We had an management day-long meeting today. For the past year, when the management team grew larger than 5 people, the meetings had started to evolve into a gigantic 1-2 day status meeting. Kind of how Brad Feld talks about board meetings here. Everyone throwing out information with no real structure and no decisions made at the end. They did help all management know what everyone else’s teams were doing, but they took way longer than they needed to and was not a good use of everyone’s time. That many smart people in a room should have a better output than everyone is just more informed.
Today, Symplified’s CEO, started the day with something like “we need to make a plan about how to approach the enterprise market and the mid-market”. So far, so good. We then started talking about the enterprise market. He started off by leading a discussion on what defines an enterprise customer, what our strengths are in that area, and what our gaps our in that area. It was a good discussion for the most part, but it had a few longer tangents than needed and I saw first-hand how difficult it is to keep 10 people on task without any direction on what is going on.
After 1.5 hours of the meeting, at a pause in the discussion, I said, “it would really help if we had an agenda for the day. I know you want a strategy for the enterprise and mid-market, but how are you going to get to any decisions? We’ve been talking about the enterprise definition, strengths, and gaps. What do you want to cover next? And then I assume we will do it all again for the mid-market, is that right? It would be helpful if we all knew the agenda, when there would be breaks, etc…” Then some smart-asses in the room said “I can see who runs our implementation projects” and “no, Josh just has to go to the bathroom”. I say smart-ass in the most appreciative way – it created some good laughter.

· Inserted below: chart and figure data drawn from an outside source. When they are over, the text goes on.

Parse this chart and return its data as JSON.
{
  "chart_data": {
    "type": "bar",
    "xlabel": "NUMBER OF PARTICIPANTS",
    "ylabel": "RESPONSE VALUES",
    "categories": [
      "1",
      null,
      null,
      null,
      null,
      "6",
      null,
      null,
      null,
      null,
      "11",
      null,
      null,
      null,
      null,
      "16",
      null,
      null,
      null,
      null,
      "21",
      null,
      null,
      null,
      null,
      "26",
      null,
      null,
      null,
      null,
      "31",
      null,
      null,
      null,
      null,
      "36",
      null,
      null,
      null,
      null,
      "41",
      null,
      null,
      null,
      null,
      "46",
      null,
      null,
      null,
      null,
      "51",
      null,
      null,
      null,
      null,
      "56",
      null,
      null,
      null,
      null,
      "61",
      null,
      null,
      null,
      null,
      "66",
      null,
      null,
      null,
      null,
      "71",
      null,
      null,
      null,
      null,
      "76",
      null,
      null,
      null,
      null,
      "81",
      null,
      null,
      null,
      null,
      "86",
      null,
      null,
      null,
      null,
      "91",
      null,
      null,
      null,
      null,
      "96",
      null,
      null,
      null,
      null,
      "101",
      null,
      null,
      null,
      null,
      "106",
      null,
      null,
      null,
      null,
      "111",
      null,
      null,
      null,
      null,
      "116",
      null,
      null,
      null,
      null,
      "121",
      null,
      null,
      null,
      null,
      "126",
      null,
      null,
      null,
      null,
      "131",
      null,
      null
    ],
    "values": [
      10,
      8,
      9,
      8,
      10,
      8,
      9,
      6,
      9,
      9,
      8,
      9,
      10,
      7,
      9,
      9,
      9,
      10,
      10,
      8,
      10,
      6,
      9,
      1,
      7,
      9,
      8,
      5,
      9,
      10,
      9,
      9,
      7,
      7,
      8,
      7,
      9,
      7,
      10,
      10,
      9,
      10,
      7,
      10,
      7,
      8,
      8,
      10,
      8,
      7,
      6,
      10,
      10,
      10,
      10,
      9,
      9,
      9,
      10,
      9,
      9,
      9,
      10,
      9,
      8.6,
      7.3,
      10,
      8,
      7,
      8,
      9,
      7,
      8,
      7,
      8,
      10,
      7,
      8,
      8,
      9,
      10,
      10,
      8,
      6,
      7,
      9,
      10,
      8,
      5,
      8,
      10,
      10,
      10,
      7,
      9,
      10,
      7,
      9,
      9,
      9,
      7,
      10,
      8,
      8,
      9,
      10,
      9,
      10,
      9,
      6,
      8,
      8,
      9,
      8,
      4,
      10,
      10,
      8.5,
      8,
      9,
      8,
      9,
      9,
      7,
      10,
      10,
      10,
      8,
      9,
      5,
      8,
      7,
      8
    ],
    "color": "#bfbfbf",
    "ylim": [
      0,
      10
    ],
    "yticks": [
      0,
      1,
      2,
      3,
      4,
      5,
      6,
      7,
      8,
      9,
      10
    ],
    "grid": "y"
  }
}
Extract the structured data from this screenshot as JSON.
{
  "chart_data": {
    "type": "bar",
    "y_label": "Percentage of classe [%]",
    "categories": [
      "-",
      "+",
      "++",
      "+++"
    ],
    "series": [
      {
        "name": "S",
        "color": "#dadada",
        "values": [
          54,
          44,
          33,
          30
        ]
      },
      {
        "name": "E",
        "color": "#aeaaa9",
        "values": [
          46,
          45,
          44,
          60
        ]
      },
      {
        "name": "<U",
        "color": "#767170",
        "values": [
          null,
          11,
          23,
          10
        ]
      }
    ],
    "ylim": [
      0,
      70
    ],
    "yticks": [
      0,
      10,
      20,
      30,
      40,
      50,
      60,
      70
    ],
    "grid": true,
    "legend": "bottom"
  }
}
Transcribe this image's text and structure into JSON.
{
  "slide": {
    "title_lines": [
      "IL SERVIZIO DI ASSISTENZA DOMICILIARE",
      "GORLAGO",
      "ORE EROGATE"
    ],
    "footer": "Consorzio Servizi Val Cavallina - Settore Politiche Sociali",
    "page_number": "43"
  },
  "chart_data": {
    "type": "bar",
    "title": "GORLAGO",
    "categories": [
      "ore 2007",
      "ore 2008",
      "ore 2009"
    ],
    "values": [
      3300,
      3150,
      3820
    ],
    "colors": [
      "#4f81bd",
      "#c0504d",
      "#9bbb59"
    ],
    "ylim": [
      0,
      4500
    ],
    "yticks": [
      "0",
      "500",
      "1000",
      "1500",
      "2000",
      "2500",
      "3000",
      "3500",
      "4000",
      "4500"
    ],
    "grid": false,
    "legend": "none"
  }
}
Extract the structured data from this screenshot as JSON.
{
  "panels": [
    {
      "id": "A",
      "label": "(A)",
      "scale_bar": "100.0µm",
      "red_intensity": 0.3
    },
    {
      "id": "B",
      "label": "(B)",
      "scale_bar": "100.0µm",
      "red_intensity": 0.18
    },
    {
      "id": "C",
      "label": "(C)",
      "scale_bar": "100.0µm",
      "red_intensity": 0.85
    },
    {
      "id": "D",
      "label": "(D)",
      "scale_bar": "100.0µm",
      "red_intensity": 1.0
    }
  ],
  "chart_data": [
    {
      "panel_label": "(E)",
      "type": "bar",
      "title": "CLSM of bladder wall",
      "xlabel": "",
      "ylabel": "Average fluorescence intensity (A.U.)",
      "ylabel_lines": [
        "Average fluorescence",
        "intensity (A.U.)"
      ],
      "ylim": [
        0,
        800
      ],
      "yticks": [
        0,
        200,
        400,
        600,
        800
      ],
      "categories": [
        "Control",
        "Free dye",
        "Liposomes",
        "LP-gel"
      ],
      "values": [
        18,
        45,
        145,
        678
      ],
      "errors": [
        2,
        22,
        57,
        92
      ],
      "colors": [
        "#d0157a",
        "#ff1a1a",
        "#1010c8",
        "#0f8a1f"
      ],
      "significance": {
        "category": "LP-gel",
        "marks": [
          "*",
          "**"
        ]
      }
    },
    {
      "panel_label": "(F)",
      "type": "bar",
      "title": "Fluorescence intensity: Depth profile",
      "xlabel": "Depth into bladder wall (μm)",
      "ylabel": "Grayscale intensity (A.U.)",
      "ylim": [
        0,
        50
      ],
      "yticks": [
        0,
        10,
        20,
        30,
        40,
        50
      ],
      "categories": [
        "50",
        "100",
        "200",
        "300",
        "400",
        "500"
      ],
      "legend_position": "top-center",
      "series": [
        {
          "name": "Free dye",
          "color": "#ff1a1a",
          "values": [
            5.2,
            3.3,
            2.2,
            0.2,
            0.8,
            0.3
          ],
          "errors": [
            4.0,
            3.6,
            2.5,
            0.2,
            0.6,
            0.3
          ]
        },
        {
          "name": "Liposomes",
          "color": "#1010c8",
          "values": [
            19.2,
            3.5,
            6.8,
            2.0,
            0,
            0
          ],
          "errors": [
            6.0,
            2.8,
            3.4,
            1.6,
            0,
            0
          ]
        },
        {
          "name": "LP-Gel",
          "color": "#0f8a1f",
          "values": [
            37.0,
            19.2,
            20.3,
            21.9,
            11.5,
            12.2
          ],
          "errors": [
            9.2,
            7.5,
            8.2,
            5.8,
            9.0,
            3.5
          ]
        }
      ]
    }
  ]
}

So, a break was called. I went up to him, and we laid out an agenda for the day and put it on the white board. We would talk about definition, strengths, and gaps, for the enterprise, then make some decisions and have some take-aways. We would frame the discussion around the concept of “People, Process, Product, Plan”. We would then do that with the mid-market. There were a few particular items that we wanted to make sure were covered, and we noted those on the whiteboard as well. When everyone came back from break, the agenda was laid out, as well as the important items that needed to be covered, we asked for other important items to cover, and then we continued with the agenda.
The meeting went very well and we ended the day with clear decisions and action items. This was noted by other executives as well. The CEO and I also agreed that next management meeting I would set some time with the two of us a week before the meeting to lay out the agenda and get in everyone’s hands so we all had time to think about what’s to come and prepare ourselves with information for the topics at hand and decisions to be made.